Paoli, 35 F.3d at 761 n.31. Moreover, this Court has considered the decisions cited by Plaintiffs, including Ford v. Jeffries, 379 A.2d 111 (Pa. 1977), and is in agreement with the Court of Appeals' statement in Paoli that "Pennsylvania substantive law does not change the federal standard for the admissibility of expert testimony." Id. Thus, Federal Rule of Evidence 702 must be applied to this action.
As to Plaintiffs' argument regarding the supposed requirement that an association be demonstrated with ninety-five percent (95%) statistical significance, because the Court has excluded Dr. Omalu's statistical re-analysis of the 2004 Lee Study, there is no evidence of record supporting any factor less than ninety-five percent.*fn20 With respect to the relative risk requirement to which Plaintiffs object, again, the Court did not impose or adopt the 2.0 relative risk standard in this case.

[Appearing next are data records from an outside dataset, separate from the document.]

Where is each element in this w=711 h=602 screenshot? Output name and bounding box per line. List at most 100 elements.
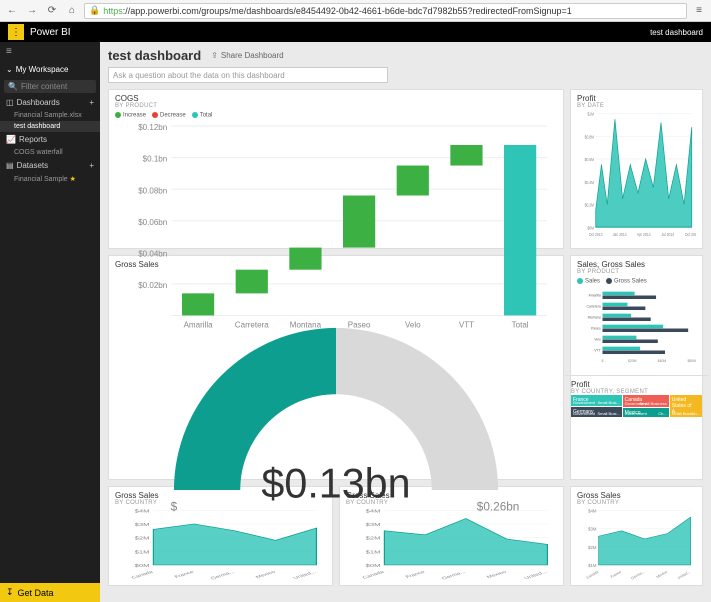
svg-text:Canada: Canada (131, 570, 156, 580)
app-launcher-icon[interactable]: ⋮⋮⋮ (8, 24, 24, 40)
svg-text:$0M: $0M (135, 564, 150, 569)
menu-button[interactable]: ≡ (691, 3, 707, 19)
reload-button[interactable]: ⟳ (44, 3, 60, 19)
svg-text:Jan 2014: Jan 2014 (613, 232, 628, 238)
url-bar[interactable]: 🔒 https://app.powerbi.com/groups/me/dash… (84, 3, 687, 19)
svg-text:United...: United... (523, 570, 549, 581)
tile-sales-stack: Sales, Gross Sales BY PRODUCT SalesGross… (570, 255, 703, 480)
app-name: Power BI (30, 27, 71, 38)
nav-dashboard-item[interactable]: Financial Sample.xlsx (0, 110, 100, 121)
workspace-label: My Workspace (16, 65, 69, 74)
svg-text:Canada: Canada (586, 569, 600, 579)
svg-text:$0.1bn: $0.1bn (143, 154, 168, 163)
svg-text:$: $ (171, 501, 178, 514)
sales-legend: SalesGross Sales (577, 278, 696, 285)
app-topbar: ⋮⋮⋮ Power BI test dashboard (0, 22, 711, 42)
tile-profit-treemap[interactable]: Profit BY COUNTRY, SEGMENT FranceGovernm… (565, 375, 708, 479)
tile-sales-bars[interactable]: Sales, Gross Sales BY PRODUCT SalesGross… (571, 256, 702, 373)
svg-text:Apr 2014: Apr 2014 (637, 232, 651, 238)
svg-text:Mexico: Mexico (255, 570, 277, 580)
sales-chart: AmarillaCarreteraMontanaPaseoVeloVTT$$20… (577, 288, 696, 366)
svg-text:Oct 2013: Oct 2013 (589, 232, 603, 238)
svg-text:Oct 2014: Oct 2014 (685, 232, 696, 238)
back-button[interactable]: ← (4, 3, 20, 19)
gauge-chart: $0.13bn$$0.26bn (115, 269, 557, 534)
nav-datasets-label: Datasets (17, 161, 49, 170)
workspace-selector[interactable]: ⌄My Workspace (0, 61, 100, 78)
star-icon: ★ (70, 176, 76, 183)
nav-reports-label: Reports (19, 135, 47, 144)
svg-text:$0.8M: $0.8M (585, 134, 594, 140)
svg-text:France: France (405, 570, 427, 579)
search-icon: 🔍 (8, 82, 18, 91)
get-data-button[interactable]: ↧Get Data (0, 583, 100, 602)
svg-text:Mexico: Mexico (656, 570, 668, 579)
svg-text:$1M: $1M (366, 550, 381, 555)
svg-text:Jul 2014: Jul 2014 (661, 232, 674, 238)
url-rest: ://app.powerbi.com/groups/me/dashboards/… (123, 6, 572, 16)
svg-text:VTT: VTT (594, 348, 601, 352)
topbar-dashboard-name[interactable]: test dashboard (650, 28, 703, 37)
svg-text:$: $ (602, 358, 604, 362)
svg-text:$4M: $4M (588, 508, 597, 513)
share-label: Share Dashboard (221, 51, 284, 60)
nav-toggle-icon[interactable]: ≡ (0, 42, 100, 61)
share-icon: ⇪ (211, 51, 218, 60)
add-dashboard-icon[interactable]: + (89, 98, 94, 107)
tile-title: COGS (115, 94, 557, 103)
lock-icon: 🔒 (89, 5, 100, 16)
tile-cogs[interactable]: COGS BY PRODUCT IncreaseDecreaseTotal $0… (108, 89, 564, 249)
svg-text:Montana: Montana (588, 315, 602, 319)
dashboard-canvas: test dashboard ⇪Share Dashboard Ask a qu… (100, 42, 711, 602)
svg-text:$0.6M: $0.6M (585, 157, 594, 163)
forward-button[interactable]: → (24, 3, 40, 19)
svg-text:$50M: $50M (688, 358, 696, 362)
tile-title: Gross Sales (577, 491, 696, 500)
tile-gross-gauge[interactable]: Gross Sales $0.13bn$$0.26bn (108, 255, 564, 480)
share-button[interactable]: ⇪Share Dashboard (211, 51, 283, 60)
svg-text:France: France (610, 570, 622, 579)
svg-text:Germa...: Germa... (630, 570, 645, 581)
svg-text:Germa...: Germa... (210, 570, 237, 581)
svg-text:$1M: $1M (588, 563, 597, 568)
svg-text:Carretera: Carretera (586, 304, 601, 308)
svg-text:$2M: $2M (588, 545, 597, 550)
dataset-icon: ▤ (6, 161, 14, 170)
nav-dashboards-header[interactable]: ◫Dashboards + (0, 95, 100, 110)
nav-dataset-label: Financial Sample (14, 176, 68, 183)
tile-profit-date[interactable]: Profit BY DATE $1M$0.8M$0.6M$0.4M$0.2M$0… (570, 89, 703, 249)
browser-toolbar: ← → ⟳ ⌂ 🔒 https://app.powerbi.com/groups… (0, 0, 711, 22)
report-icon: 📈 (6, 135, 16, 144)
nav-report-item[interactable]: COGS waterfall (0, 147, 100, 158)
tile-title: Profit (577, 94, 696, 103)
svg-text:$2M: $2M (366, 536, 381, 541)
nav-dashboard-item-active[interactable]: test dashboard (0, 121, 100, 132)
svg-text:$0M: $0M (587, 225, 594, 231)
svg-text:France: France (174, 570, 196, 579)
add-dataset-icon[interactable]: + (89, 161, 94, 170)
nav-reports-header[interactable]: 📈Reports (0, 132, 100, 147)
tile-title: Sales, Gross Sales (577, 260, 696, 269)
svg-text:$0.08bn: $0.08bn (138, 186, 167, 195)
svg-text:$1M: $1M (135, 550, 150, 555)
svg-text:$0M: $0M (366, 564, 381, 569)
tile-title: Profit (571, 380, 702, 389)
cogs-legend: IncreaseDecreaseTotal (115, 112, 557, 119)
svg-text:Amarilla: Amarilla (589, 293, 602, 297)
tile-gross-country-3[interactable]: Gross Sales BY COUNTRY $4M$3M$2M$1MCanad… (570, 486, 703, 586)
nav-dataset-item[interactable]: Financial Sample ★ (0, 173, 100, 185)
get-data-label: Get Data (18, 588, 54, 598)
filter-input[interactable]: 🔍Filter content (4, 80, 96, 93)
dashboard-icon: ◫ (6, 98, 14, 107)
filter-placeholder: Filter content (21, 82, 67, 91)
svg-text:$1M: $1M (587, 111, 594, 117)
nav-datasets-header[interactable]: ▤Datasets + (0, 158, 100, 173)
treemap-chart: FranceGovernmentSmall Busi...GermanyGove… (571, 395, 702, 417)
svg-text:Canada: Canada (362, 570, 387, 580)
svg-text:$0.2M: $0.2M (585, 202, 594, 208)
svg-text:$0.26bn: $0.26bn (477, 501, 520, 514)
chevron-down-icon: ⌄ (6, 65, 13, 74)
qna-input[interactable]: Ask a question about the data on this da… (108, 67, 388, 83)
home-button[interactable]: ⌂ (64, 3, 80, 19)
tile-subtitle: BY PRODUCT (115, 103, 557, 109)
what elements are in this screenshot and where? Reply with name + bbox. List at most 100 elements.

The Court also finds instructive decisions by two District Judges in this District, former District Judge and current Circuit Judge D. Brooks Smith, and District Judge Kim Gibson, which have rejected similar arguments in the context of Federal Employer's Liability Act ("FELA") litigation. See e.g., Snyder v. Consolidated Rail Corporation, No. C.A. 94-11J, 1998 WL 465897, at *6 (W.D.Pa. Aug.4, 1998)(Smith, J.), Wicker v. Consolidated Rail Corporation, 371 F.Supp.2d 702, 712-15 (W.D.Pa. 2005)(Gibson, J.). As noted by Judge Smith, a FELA case "has a more lenient standard for determining negligence and causation" than a tort action under Pennsylvania law. Snyder, 1998 WL 465897, at *6. Therefore, as Daubert and Rule 702 apply in FELA cases, which involve a lower causation standard than Pennsylvania tort law, one can logically infer that there is no conflict between the federal procedural rules and Pennsylvania substantive law in this case.
Based on the foregoing, Defendants' Motion to Exclude the Expert Testimony of Dr. Bennet Omalu  is GRANTED. Thus, Dr. Omalu's proffered testimony is excluded. An appropriate Order follows.